Lost And Found - 1988 Welcome To The Real World



ARTIST: Lost And Found
ALBUM: Welcome To The Real World
LABEL: Under The Influence
SERIAL: -
YEAR: 1988
CD REISSUE: 2009, Retrospect Records, RR-475

COUNTRY OF ORIGIN:

LINEUP: Scott Walters - lead vocals * Ted Hoehne - guitars, vocals * Larry Trainor - guitars, vocals * Brian Mercer - vocals, keyboards * Greg Hudson - bass, vocals * Alison Cate - drums

TRACK LISTING: 01 Welcome To The Real World * 02 Going All The Way * 03 Hear Me * 04 Make It Real * 05 Wait Of the World * 06 I'm So Glad * 07 How Long * 08 Never Alone * 09 Smoke Screen * 10 All The World


Background
I first heard about this Californian band after reading a small article in an issue of Boulevard magazine back in 1991. With Christian origins and beliefs, the band started life back in about 1982, and deliver their musical payload in the same vein as other Christian entities Idle Cure, Allies and Illustrator, though with a added spoonful of pomp thrown into the mix, not unlike the band Bystander. Mostly it's hi-tech stuff, with a load of keyboards in the mix, despite the presence of two guitarists. Seems they have a woman on drums too, keeping the line-up stakes interesting.


The Songs
There are plenty of useful moments onboard. The title track 'Welcome To The Real World' is a pleasant excursion into the world of princes, kings and damsels, for which there is a tale to be told within the melodic rock grooves. 'Going All The Way' is an exercise in hi-tech pomp. Most of you lot will get right into this track. 'Hear Me' has shades of Glass Tiger showing through, following by the polished mid-tempo melodia of 'Make It Real (Tonight)', a slightly laid back tune when compared to the stuff we've heard thus far.
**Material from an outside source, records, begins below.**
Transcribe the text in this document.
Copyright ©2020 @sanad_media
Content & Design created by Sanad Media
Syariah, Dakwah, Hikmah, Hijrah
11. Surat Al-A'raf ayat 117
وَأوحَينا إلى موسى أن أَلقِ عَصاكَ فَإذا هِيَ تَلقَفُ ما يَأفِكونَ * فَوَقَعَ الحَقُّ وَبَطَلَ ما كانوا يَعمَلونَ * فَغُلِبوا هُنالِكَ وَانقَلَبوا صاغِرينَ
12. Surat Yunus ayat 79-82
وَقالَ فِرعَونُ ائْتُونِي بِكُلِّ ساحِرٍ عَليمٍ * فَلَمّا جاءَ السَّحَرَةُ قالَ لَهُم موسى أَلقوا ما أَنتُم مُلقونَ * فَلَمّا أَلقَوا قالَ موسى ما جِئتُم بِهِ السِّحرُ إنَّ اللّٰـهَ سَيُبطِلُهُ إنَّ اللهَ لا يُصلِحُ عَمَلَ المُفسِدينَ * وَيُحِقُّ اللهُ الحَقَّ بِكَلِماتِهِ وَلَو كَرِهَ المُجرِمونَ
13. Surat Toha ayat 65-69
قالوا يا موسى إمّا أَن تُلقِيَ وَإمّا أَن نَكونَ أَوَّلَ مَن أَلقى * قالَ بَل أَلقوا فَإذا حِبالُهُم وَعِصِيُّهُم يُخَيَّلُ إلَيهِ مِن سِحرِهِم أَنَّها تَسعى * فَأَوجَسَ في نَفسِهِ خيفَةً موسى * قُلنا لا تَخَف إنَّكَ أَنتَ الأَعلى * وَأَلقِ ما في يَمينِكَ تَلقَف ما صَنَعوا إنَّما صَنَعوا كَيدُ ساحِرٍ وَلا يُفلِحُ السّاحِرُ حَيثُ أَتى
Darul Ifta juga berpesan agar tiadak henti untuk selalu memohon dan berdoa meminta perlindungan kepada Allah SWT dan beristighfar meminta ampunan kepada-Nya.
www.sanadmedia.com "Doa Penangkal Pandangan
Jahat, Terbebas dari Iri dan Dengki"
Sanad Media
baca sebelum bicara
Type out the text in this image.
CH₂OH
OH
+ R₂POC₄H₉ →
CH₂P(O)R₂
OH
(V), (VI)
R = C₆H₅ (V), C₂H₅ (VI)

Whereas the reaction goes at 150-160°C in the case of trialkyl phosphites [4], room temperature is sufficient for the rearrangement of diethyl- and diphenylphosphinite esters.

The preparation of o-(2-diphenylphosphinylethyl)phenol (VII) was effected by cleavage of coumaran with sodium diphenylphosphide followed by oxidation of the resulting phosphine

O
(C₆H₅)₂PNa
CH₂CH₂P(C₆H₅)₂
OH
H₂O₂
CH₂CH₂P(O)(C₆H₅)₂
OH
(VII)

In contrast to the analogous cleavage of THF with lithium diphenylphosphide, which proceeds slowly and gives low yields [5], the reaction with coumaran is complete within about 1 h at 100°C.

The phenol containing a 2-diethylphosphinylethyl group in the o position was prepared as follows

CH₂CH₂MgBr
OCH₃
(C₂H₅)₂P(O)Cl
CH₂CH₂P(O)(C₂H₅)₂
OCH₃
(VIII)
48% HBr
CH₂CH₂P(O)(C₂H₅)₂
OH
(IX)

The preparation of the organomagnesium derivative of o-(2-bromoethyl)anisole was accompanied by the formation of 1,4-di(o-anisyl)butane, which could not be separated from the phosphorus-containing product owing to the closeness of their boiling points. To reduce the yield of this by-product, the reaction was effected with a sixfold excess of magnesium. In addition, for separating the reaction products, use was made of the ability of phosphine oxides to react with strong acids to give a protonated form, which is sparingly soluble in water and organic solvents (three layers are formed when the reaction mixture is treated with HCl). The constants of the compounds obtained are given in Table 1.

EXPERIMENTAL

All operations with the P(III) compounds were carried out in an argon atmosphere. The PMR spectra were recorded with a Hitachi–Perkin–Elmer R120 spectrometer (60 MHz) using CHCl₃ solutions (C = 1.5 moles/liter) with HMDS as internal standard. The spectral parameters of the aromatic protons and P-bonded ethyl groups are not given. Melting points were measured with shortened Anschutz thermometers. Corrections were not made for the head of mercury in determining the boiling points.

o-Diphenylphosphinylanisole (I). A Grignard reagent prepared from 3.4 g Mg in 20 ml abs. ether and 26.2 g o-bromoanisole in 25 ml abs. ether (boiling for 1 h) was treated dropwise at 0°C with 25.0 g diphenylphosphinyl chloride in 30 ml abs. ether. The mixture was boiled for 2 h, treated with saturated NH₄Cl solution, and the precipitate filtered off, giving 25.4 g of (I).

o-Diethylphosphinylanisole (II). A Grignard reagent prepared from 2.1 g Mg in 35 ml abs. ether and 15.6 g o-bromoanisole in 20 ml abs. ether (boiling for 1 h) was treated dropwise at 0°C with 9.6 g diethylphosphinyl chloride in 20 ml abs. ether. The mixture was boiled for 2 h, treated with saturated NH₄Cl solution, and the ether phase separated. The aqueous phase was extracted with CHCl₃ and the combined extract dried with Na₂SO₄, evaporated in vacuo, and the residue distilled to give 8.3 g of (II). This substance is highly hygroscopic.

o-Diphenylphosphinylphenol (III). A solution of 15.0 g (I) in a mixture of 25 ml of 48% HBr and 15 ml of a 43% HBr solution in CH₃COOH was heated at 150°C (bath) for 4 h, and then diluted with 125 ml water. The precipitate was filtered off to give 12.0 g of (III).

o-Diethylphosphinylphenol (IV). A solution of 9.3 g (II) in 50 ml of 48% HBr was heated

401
The Bystander comparison kicks in on 'Wait Of The World', full of surging verses and climactic choruses. The synth bass gets a workout on the poppy sounding 'I'm So Glad'. A ton of brass parps here too, think any number of bands from this era and you've hit it on the head. One of the highlights of the album is the excellent 'How Long', the galloping guitars being routed through multiple digital delay pedals by the sounds of things. 'Never Alone' is the token ballad, not particularly interesting I must say. Much better is 'Smoke Screen', but it still follows in the footsteps of some of the earlier stuff we've heard. Album closer 'All The World' doesn't add much to the overall scheme of things, the album having run its race by about track seven.


In Summary
This is a pretty rare release now, considering it is an indie and deserves wider recognition. The production is ok for an indie, though a bit of work on the drum mix wouldn't have gone amiss. From an era when Christian rock bands were dime a dozen, these days you couldn't find one for love nor money. Perhaps the band should have renamed themselves Found And Lost? Not a bad little album that is worth the hunt., but don't pay an arm or a leg.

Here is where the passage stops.